On Tuesday, November 30, 2021, South Korea’s finance minister announced that the Korean government will only begin taxing capital gains on cryptocurrency trading starting in 2023. The controversial tax has caused quite a stir especially among the younger part of society. We tell you about what is currently happening in Korea below.
What exactly happened?
On November 30, the National Assembly’s Planning and Finance Committee decided to create a partial amendment to the income tax law in plenary session. Mainstream Korean media immediately reported that the income tax on profits from cryptocurrency transactions would not take effect until 2023. Originally, this controversial law was supposed to go into effect as early as one month from the beginning of 2022.
How does the Korean government argue this law?
As we already mentioned, the bill to impose taxes on crypto trading puts the government in a rather negative light. So what are the arguments for imposing a tax on these particular assets? Here is what Finance Minister Hong Nami-ki said at a press conference: “It is inevitable, we will have to impose taxes on profits from trading virtual assets.” Under the new regulations, any annual profits exceeding 2.5 million won (or $2,253) from cryptocurrency trading will be subject to a 20% capital gains tax.
The finance minister also warns that because cryptocurrencies are intangible assets, they are extremely susceptible to various types of fraud. These scams include illegal fundraising, theft and also cyber attacks. So, it is possible that one of the arguments of the government is to take control of the crypto industry in order to protect its citizens.
Why did they decide to delay the introduction of the tax?

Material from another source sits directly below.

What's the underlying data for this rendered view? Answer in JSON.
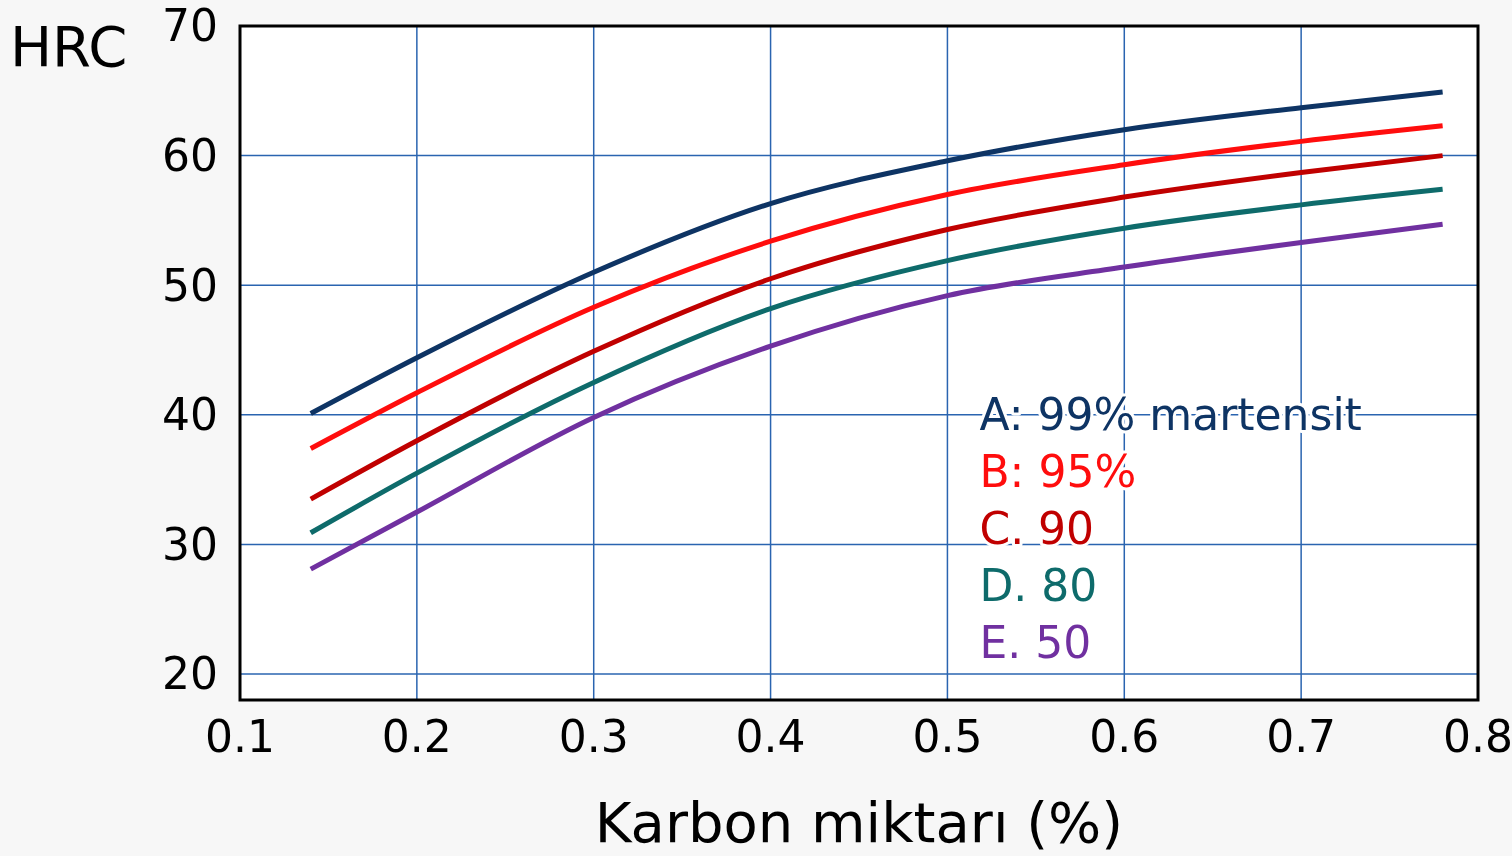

But this is only one possibility. It is more likely that delaying the collection of the crypto trading tax is strategic for the upcoming elections in South Korea. After all, power will change next March, and the 20 percent income tax has stirred up a lot of discontent among younger voters, meaning those between the ages of 20 and 39. So rather than risk general public irritation with the new tax, the two main parties – the ruling Democratic Party and the main opposition People Power Party – decided to delay it. Will this decision yield the expected benefits? We will keep following events from South Korea as they unfold.